Ao mesmo tempo em que folheio o livro penso que uma das mais antigas e tradicionais bibliotecas do Brasil, a da Faculdade de Direito do Largo de São Francisco, em São Paulo, está em apuros. Seus livros foram transportados em caixas para outro prédio, considerou-se que estavam guardados de maneira inadequada e, proposta ação pelo Ministério Público Federal, o Poder Judiciário determinou retorno das edições ao prédio histórico (O Estado de São Paulo, 7 de maio – http://bit.ly/cBq5A5 ).
Pois é. Os tempos mudam, as faculdades querem se modernizar, ter mais alunos, os livros ocupam espaço, alguns ficam fechados por anos e anos sem um leitor sequer, passam a incomodar. Antigamente era um luxo ter uma biblioteca grande, organizada.
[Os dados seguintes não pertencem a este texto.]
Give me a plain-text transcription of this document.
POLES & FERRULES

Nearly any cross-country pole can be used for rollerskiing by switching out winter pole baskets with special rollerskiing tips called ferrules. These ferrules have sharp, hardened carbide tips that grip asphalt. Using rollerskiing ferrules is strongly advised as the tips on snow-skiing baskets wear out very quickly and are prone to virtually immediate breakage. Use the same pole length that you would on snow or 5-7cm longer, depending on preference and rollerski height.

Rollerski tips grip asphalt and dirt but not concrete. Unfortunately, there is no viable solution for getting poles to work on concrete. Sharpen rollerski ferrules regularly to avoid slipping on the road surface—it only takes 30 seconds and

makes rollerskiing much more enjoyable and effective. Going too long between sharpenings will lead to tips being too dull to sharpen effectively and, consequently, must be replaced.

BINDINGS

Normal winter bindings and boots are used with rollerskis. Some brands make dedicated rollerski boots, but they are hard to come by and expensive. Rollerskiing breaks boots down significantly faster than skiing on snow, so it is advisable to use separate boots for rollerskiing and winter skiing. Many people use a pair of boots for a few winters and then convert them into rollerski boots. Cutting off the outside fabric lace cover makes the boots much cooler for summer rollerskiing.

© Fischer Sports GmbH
Será que chegaremos a queimar livros, como em Fahrenheit 451?

How does it feel?

1 de maio de 2010

Sou fã do Bob Dylan e não podia deixar de ter “Like a rolling Stone: Bob Dylan na encruzilhada”, de Greil Marcus (São Paulo, Companhia das Letras, 2010). Tenho até dois exemplares, comprei o segundo pra dar de presente, numa eventualidade.
A música está logo no começo do livro: Once upon a time you dressed so fine…E a tradução está ao lado, de Eduardo Bueno. Ele traduziu a primeira frase por Era uma vez uma garota bem- vestida. Estranhei a tradução, a palavra garota não ficou bem porque quando Bob Dylan canta, parece que está falando com a gente, com você, e a inserção de uma terceira pessoa na letra tira toda a graça. Não adianta, a música fica bem em inglês, mesmo que não dê pra entender tudo.
O livro é um pouco confuso, escrito na primeira pessoa, mas muito sério e preocupado em analisar a música em seu contexto eminentemente americano. Não vai dar pra ler tudo. É incrível como os livros sobre Bob Dylan podem ser herméticos. Este nem é tanto, já vi piores – ou melhores. Só que tive a impressão de que quem lê não chega a lugar nenhum, as inúmeras informações não deixam o autor contar uma boa história da canção, se é que ela existe (a história). Bom mesmo é ouvir a música.